«E se a crise em torno dos professores não tiver sido má de todo para a ‘geringonça’? Porventura a hipótese pode ser colocada.
É óbvio que, se a ameaça de demissão se tem concretizado, as condições para PS, BE e PCP se voltarem a entender eram bem menores. Levar a legislatura até ao fim é uma condição necessária para a formação de uma nova ‘geringonça’, mesmo que com contornos distintos da atual. Mas pode bem não ser suficiente.
Recuemos três anos e meio. Quando o executivo tomou posse, pairavam dois espetros sobre os partidos que apoiam a solução parlamentar: para muitos, o PS estava a esquerdizar-se de forma irreversível, a alienar o centro e a deixar-se capturar pelo radicalismo dos seus parceiros; para outros tantos, era o PCP e o BE que iam perder a identidade programática, acabariam no bolso do PS e, quando fosse altura de votar, os portugueses poucos incentivos teriam para dar-lhes o seu voto.
Hoje sabemos que nenhum dos dois cenários se concretizou. PS, BE e PCP preservaram, no essencial, a sua identidade programática. A crise em torno dos professores também pode ser lida à luz desta tendência. Afinal, a dramatização ajudou a cimentar a clivagem e acentuou a diferenciação entre partidos. Claro está que com riscos associados. Desde logo, ao ameaçar o equilíbrio entre demarcação e capacidade de preservar o diálogo.
E a abertura para o diálogo é a chave para quem considera que nenhum partido, por si só, alcançará uma maioria absoluta. Aliás, tendo em conta que, tudo indica, a maioria de votos estará nos partidos à esquerda, a governabilidade dependerá, de novo, de um entendimento a três.

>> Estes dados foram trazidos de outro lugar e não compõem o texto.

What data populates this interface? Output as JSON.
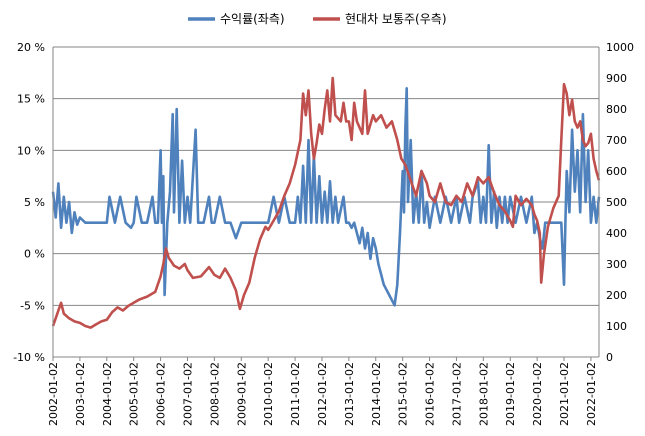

O que traz de volta o tema das contas certas. Após o resgate, a má reputação orçamental passou a ser o principal handicap eleitoral dos socialistas. Ao longo desta legislatura, o PS recuperou a credibilidade perdida e, por exemplo, com a crise em torno da carreira dos professores, conseguiu mesmo sugerir que é o único partido responsável orçamentalmente. Não é um ativo irrelevante.
Mas também não é um ativo suficiente para vencer eleições e criar condições de governabilidade. Com a economia a crescer e o emprego em alta, os temas económicos e orçamentais tendem a perder saliência e os eleitores passam a preocupar-se com outros assuntos – por exemplo com a qualidade dos serviços públicos na educação, saúde e proteção social. Mais importante, o rigor passa a ser visto como um instrumento que tem de estar ao serviço de alguma coisa.
Logo, agora que o PS ficou com a bandeira da responsabilidade orçamental e que BE e PCP são vistos como representantes credíveis dos interesses de partes do eleitorado, a obrigação dos três partidos é encontrarem uma plataforma partilhada que diga o que é que pretendem fazer com as contas certas. Se não o fizerem, as condições de governabilidade serão poucas e os eleitores não lhes perdoarão.»